Timeless TV Classic

Your Show of Shows –
 An Early TV Classic


by Guy Belleranti


One of the first major successes on American television was Your Show of Shows.

The program aired when television was still young, running from 1950 to 1954. A weekly black and white program, Your Show of Shows was a variety program that aired live every Saturday night. And while it featured dance and music sequences, it is most remembered for its comedy.

Sid Caesar and Imogene Cocoa starred from the beginning, and later, Carl Reiner (The Dick Van Dyke Show) and Howard Morris (Ernest T Bass on The Andy Griffith Show) also came aboard.

Writers for the program included some who were to later blossom into television and movie greatness: Mel Brooks (Young Frankenstein), Neil Simon (The Odd Couple), Larry Gelbart (TV’s M.A.S.H.) and Woody Allen (Annie Hall, Hannah and Her Sisters).
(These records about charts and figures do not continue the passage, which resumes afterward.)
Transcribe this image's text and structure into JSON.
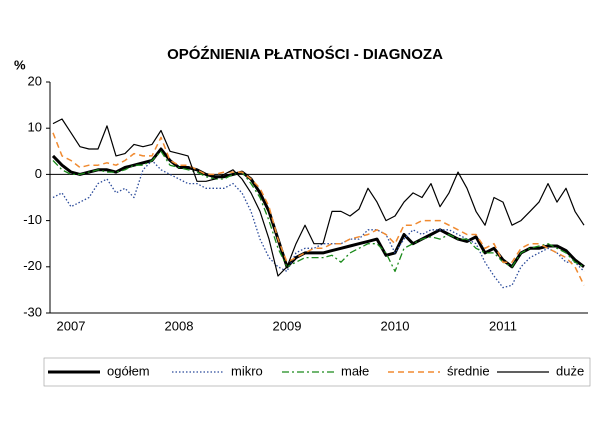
{
  "chart_data": {
    "type": "line",
    "title": "OPÓŹNIENIA PŁATNOŚCI - DIAGNOZA",
    "ylabel": "%",
    "categories": [
      null,
      null,
      "2007",
      null,
      null,
      null,
      null,
      null,
      null,
      null,
      null,
      null,
      null,
      null,
      "2008",
      null,
      null,
      null,
      null,
      null,
      null,
      null,
      null,
      null,
      null,
      null,
      "2009",
      null,
      null,
      null,
      null,
      null,
      null,
      null,
      null,
      null,
      null,
      null,
      "2010",
      null,
      null,
      null,
      null,
      null,
      null,
      null,
      null,
      null,
      null,
      null,
      "2011",
      null,
      null,
      null,
      null,
      null,
      null,
      null,
      null,
      null
    ],
    "ylim": [
      -30,
      20
    ],
    "yticks": [
      20,
      10,
      0,
      -10,
      -20,
      -30
    ],
    "grid": false,
    "legend": "bottom",
    "series": [
      {
        "name": "ogółem",
        "color": "#000000",
        "width": 3,
        "dash": "solid",
        "values": [
          4,
          2,
          0.5,
          0,
          0.5,
          1,
          1,
          0.5,
          1.5,
          2,
          2.5,
          3,
          5.5,
          3,
          1.5,
          1.5,
          1,
          0,
          -0.5,
          -0.5,
          0,
          0.5,
          -1,
          -4,
          -8,
          -14,
          -20,
          -18,
          -17,
          -17,
          -17,
          -16.5,
          -16,
          -15.5,
          -15,
          -14.5,
          -14,
          -17.5,
          -17,
          -13,
          -15,
          -14,
          -13,
          -12,
          -13,
          -14,
          -14.5,
          -13.5,
          -17,
          -16,
          -18.5,
          -20,
          -17,
          -16,
          -16,
          -15.5,
          -15.5,
          -16.5,
          -18.5,
          -20
        ]
      },
      {
        "name": "mikro",
        "color": "#2a4a9a",
        "width": 1.3,
        "dash": "dotted",
        "values": [
          -5,
          -4,
          -7,
          -6,
          -5,
          -2,
          -1,
          -4,
          -3,
          -5,
          1,
          3,
          1,
          0,
          -1,
          -2,
          -2,
          -3,
          -3,
          -3,
          -2,
          -4,
          -8,
          -14,
          -18,
          -20,
          -21,
          -17,
          -16,
          -16,
          -15,
          -15,
          -15,
          -14,
          -14,
          -12,
          -12,
          -13,
          -17,
          -14,
          -12,
          -13,
          -12,
          -12,
          -12,
          -13,
          -14,
          -15,
          -19,
          -22,
          -24.5,
          -24,
          -20,
          -18,
          -17,
          -16,
          -17,
          -19,
          -19,
          -21
        ]
      },
      {
        "name": "małe",
        "color": "#1a8a1a",
        "width": 1.3,
        "dash": "dashdot",
        "values": [
          3,
          1,
          0,
          0,
          0.5,
          1,
          0.5,
          0.5,
          1,
          2,
          2,
          3,
          5,
          2,
          1.5,
          1,
          0.5,
          -0.5,
          -1,
          -1,
          0,
          0.5,
          -2,
          -5,
          -10,
          -16,
          -20,
          -19,
          -18,
          -18,
          -18,
          -17.5,
          -19,
          -17,
          -16,
          -15,
          -15,
          -17,
          -21,
          -16,
          -15,
          -14,
          -13.5,
          -14,
          -13,
          -14,
          -14,
          -16,
          -17,
          -17,
          -19,
          -20,
          -17,
          -16,
          -15.5,
          -15,
          -16,
          -17,
          -19,
          -20
        ]
      },
      {
        "name": "średnie",
        "color": "#f08a30",
        "width": 1.5,
        "dash": "dashed",
        "values": [
          9,
          4,
          3,
          1.5,
          2,
          2,
          2.5,
          2,
          3,
          4.5,
          4,
          4,
          8,
          3,
          2,
          2,
          1,
          0,
          0,
          0.5,
          0.5,
          0.5,
          -1,
          -3,
          -7,
          -14,
          -19,
          -18,
          -17,
          -16,
          -16,
          -15,
          -15,
          -14,
          -13.5,
          -13,
          -12,
          -13,
          -15,
          -11,
          -11,
          -10,
          -10,
          -10,
          -11,
          -12,
          -13,
          -13,
          -16,
          -15,
          -19,
          -19,
          -16,
          -15,
          -15,
          -16,
          -17,
          -18,
          -20,
          -24
        ]
      },
      {
        "name": "duże",
        "color": "#000000",
        "width": 1.2,
        "dash": "solid",
        "values": [
          11,
          12,
          9,
          6,
          5.5,
          5.5,
          10.5,
          4,
          4.5,
          6.5,
          6,
          6.5,
          9.5,
          5,
          4.5,
          4,
          -1.5,
          -1.5,
          -1,
          0,
          1,
          -1,
          -4,
          -8,
          -14,
          -22,
          -20,
          -15,
          -11,
          -15,
          -15,
          -8,
          -8,
          -9,
          -7.5,
          -3,
          -6,
          -10,
          -9,
          -6,
          -4,
          -5,
          -2,
          -7,
          -4,
          0.5,
          -3,
          -8,
          -11,
          -5,
          -6,
          -11,
          -10,
          -8,
          -6,
          -2,
          -6,
          -3,
          -8,
          -11
        ]
      }
    ]
  }
}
Guest stars over the program’s run included such names as Rex Harrison, Burgess Meredith, Basil Rathbone, Geraldine Page, Melvyn Douglas, Charlton Heston, Lena Horne, Jackie Cooper and Pearl Bailey.

The program was full of zany skits and wild costumes. It spoofed other television programs and big name movies, both silent and contemporary. One TV program it parodied was the popular This Is Your Life. A couple of the motion pictures it parodied were From Here to Eternity and On the Waterfront.

Caesar showed he was a master of gobbledygook speech using dialect humor and vocal inflections to perfection. He did double talk foreign movie spoofs as Italian film expert, Giuseppe Marinara, was a jazz musician named Progress Hornsby and was many other eccentric and funny characters as well.

He even played a tramp-like character in homage to comedy great Charlie Chaplin.

Some of the program’s best skits involved both Caesar and Coca. One recurring theme had the two playing Charlie and Doris Hickenlooper, an ill matched couple who were always at one another’s throats. In fact, I wouldn’t be surprised if this theme had some influence on the later Honeymooners TV program.

Indeed, Your Show of Shows influenced comedy in TV, film and theater. It set the standard for comedy/variety shows of the future, shows like The Carol Burnett Show and Saturday Night Live.